Bu Stalinist metafor, Žižek’in gerçekliği insan algısına indirgemek yerine, gerçekliğin içkin noksanlığını kabul eden gerçekçi bir evren yorumuna olan bağlılığını yansıtmaktadır. […] Žižek özellikle kuantum mekaniğinin deterministik yorumlarına karşı çıkmaya hevesli ve bunları kuantum dünyasının merkezindeki derin belirsizliğin aşırı basitleştirmeleri şeklinde değerlendirmektedir.

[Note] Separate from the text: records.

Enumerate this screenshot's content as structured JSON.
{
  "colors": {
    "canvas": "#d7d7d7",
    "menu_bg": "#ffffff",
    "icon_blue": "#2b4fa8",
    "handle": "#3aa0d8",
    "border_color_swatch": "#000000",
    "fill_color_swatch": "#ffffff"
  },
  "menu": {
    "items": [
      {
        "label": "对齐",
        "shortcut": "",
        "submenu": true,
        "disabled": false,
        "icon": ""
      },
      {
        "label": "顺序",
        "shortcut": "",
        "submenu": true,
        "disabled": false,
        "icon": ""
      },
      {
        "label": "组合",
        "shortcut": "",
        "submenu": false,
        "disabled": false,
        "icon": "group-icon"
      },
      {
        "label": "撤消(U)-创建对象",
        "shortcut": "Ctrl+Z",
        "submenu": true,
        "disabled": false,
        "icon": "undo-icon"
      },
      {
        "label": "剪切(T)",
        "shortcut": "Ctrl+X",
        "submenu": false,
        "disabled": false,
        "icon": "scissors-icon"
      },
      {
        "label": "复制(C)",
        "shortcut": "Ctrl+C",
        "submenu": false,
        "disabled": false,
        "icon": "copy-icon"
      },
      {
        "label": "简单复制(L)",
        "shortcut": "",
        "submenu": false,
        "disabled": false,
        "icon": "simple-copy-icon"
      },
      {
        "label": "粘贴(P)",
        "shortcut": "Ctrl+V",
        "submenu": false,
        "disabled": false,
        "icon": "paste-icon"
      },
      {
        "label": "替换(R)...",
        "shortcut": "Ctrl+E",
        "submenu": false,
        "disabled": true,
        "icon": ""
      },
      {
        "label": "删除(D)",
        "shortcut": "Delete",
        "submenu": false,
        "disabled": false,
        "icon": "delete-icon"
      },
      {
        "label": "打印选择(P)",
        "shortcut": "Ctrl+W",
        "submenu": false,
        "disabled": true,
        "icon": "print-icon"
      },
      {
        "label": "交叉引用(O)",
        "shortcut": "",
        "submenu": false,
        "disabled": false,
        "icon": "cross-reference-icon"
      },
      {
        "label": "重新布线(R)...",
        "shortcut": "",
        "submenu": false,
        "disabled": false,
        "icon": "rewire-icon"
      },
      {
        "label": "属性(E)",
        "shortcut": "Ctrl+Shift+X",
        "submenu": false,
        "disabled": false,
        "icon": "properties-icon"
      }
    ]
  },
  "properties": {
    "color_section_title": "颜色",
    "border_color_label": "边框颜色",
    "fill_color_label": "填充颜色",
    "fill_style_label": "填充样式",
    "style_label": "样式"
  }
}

Bir röportajında Penrose’un kuantum dalgalarının gözlem yoluyla çökmesi olgusunun kuantum terimleriyle düzgün bir şekilde açıklanamayacağını savunduğunu anlatıyor. Yani ona göre bu ikilik kuantum mekaniğinin tam bir teori olmadığının bir kanıtıdır. Ne var ki Žižek ana akım görüşü ciddiye alır:
“Kuantum düzeyindeki salınımların nasıl yorumlanacağı konusunda iki ana eğilim var, ki buna bildiğimiz anlamda gerçeklik diyemeyiz. Bunların sadece epistemolojik araçlar, olasılık hesaplamaları olmadığını düşünüyorum. Bence, deneylerin kanıtladığı üzere, bu klasik tek parçacıklı fotonun A noktasından B noktasına nasıl gittiğini tam olarak açıklamak için, sonuçları açıklamak için yapılan tüm çift yarık deneylerinin ve benzerlerinin amacı budur. Her ne kadar tek bir noktada çökse de, bir anlamda parçacığın tüm yolları kullandığını kabul etmek zorundasınız.”
Kuantum ve felsefe
Žižek’in kuantum mekaniğine yaklaşımı, bilimin bu karmaşık alanından kaynaklanan derin felsefi soruların altını çizer. Bir yandan kuantum fiziğinin titizliğine hayranlık duyarken, diğer yandan da kuantum fiziğinin çıkarımlarının bizi gerçeklik hakkındaki temel varsayımlarımızı yeniden gözden geçirmeye zorladığına inanıyor. […]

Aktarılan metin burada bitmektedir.